What is uveitis associated with often in amphibians?
Often secondary uveitis - systemic gram -ve septicaemia
Systemic disease most likely so should be isolated
Blood culture/post mortem of any deceased amphibians vital
Tx - enrofloxacin s/c or IM once daily or oxytetracycline
Rifampicin baths or baths of methylene blue or malachite green
Why are carbonic anhydrase inhibitors not recommended for glaucoma in amphibians?
Glaucoma occurs in amphibians secondary to intraocular inflammation.
Carbonic anhydrase in amphibians = acid-base regulation and muscle contraction.

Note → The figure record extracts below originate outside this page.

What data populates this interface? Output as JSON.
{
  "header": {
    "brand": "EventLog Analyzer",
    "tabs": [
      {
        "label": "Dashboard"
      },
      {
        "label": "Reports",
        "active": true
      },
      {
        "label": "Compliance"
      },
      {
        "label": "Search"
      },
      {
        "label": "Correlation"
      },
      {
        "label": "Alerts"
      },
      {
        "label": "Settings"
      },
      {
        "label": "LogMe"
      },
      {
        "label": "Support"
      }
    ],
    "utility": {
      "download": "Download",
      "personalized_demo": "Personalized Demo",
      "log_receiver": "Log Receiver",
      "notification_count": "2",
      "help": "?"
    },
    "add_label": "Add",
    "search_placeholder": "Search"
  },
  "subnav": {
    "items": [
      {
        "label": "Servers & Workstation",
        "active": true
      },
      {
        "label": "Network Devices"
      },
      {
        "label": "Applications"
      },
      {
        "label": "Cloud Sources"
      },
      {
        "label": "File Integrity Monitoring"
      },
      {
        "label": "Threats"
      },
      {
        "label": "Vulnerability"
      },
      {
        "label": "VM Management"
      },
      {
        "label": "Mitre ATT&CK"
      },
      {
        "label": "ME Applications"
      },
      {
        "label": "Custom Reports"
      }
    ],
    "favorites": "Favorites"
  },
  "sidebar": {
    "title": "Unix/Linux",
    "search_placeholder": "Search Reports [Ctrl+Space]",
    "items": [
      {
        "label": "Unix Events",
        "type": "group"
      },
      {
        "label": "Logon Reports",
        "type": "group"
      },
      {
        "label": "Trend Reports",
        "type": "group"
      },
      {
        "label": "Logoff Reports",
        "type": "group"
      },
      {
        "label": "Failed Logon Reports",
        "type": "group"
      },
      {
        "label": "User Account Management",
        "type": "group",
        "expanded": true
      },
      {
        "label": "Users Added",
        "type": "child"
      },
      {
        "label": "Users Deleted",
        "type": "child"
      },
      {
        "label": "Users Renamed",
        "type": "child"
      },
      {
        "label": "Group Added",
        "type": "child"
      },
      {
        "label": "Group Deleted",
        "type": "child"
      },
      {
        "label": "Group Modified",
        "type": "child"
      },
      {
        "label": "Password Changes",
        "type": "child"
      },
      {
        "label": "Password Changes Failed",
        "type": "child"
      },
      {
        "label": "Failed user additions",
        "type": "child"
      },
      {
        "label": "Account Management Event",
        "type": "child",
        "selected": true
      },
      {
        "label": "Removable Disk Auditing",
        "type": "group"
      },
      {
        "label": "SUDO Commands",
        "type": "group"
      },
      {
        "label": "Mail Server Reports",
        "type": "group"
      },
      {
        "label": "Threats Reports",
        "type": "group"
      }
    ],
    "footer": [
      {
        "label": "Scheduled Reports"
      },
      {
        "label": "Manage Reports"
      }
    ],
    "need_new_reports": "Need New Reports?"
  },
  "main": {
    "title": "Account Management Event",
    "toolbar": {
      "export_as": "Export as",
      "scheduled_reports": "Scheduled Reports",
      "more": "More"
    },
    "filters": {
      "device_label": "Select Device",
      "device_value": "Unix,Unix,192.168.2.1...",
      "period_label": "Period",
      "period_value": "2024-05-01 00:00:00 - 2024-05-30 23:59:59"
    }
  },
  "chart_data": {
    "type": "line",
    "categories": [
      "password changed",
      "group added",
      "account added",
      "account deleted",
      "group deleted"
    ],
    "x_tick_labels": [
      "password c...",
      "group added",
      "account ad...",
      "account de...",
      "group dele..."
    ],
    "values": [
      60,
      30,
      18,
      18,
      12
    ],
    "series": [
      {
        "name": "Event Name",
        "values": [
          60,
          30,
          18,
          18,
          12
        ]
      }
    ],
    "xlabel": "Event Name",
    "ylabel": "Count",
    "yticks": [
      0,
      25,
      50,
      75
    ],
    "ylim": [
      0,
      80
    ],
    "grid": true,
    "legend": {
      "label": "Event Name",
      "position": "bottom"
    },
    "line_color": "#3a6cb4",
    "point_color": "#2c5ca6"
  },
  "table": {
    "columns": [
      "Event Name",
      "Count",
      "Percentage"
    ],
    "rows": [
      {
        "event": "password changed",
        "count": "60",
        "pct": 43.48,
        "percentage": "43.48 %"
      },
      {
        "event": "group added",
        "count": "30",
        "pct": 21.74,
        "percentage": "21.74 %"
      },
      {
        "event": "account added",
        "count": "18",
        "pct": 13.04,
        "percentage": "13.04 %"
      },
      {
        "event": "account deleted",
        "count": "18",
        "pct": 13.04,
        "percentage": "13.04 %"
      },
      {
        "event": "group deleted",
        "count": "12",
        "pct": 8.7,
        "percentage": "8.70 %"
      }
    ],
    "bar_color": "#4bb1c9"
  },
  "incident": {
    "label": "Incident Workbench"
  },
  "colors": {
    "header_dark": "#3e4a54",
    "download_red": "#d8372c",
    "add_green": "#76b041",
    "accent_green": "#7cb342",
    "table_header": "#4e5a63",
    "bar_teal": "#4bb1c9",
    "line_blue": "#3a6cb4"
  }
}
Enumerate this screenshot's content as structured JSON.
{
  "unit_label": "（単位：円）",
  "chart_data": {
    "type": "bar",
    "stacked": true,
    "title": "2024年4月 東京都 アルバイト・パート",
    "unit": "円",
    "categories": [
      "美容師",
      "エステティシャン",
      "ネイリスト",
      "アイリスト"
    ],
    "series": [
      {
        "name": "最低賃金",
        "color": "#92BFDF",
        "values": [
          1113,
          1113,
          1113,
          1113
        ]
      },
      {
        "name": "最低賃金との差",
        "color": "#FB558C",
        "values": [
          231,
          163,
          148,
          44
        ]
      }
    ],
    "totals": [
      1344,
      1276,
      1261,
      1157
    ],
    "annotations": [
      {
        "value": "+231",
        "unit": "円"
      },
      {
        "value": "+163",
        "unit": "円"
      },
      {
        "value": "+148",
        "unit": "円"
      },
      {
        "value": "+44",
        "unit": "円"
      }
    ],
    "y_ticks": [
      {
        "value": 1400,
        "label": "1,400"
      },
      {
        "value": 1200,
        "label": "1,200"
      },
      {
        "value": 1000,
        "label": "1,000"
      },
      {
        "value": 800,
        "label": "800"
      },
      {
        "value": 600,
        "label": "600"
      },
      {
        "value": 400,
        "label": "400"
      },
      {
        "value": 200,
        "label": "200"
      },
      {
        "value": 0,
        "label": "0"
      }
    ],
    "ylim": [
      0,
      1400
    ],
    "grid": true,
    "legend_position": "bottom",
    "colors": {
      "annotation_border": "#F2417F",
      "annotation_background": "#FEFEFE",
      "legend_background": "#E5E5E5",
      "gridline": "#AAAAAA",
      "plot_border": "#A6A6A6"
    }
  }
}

Drug can be absorbed across skin - severe s/e and risk death so not advised
Why is enucleation not recommended in amphibians?
Enucleation not recommended in amphibians - eye retracted caudally and ventrally when swallows to form dorsal buccal cavity as amphibians do not have a hard palate.
Frogs/toads retropulse eye into buccal cavity to provide intraoral pressure for swallowing.
Enucleation = great difficulty swallowing and poor QOL
?evisceration and implantation of prosthesis but not been reported.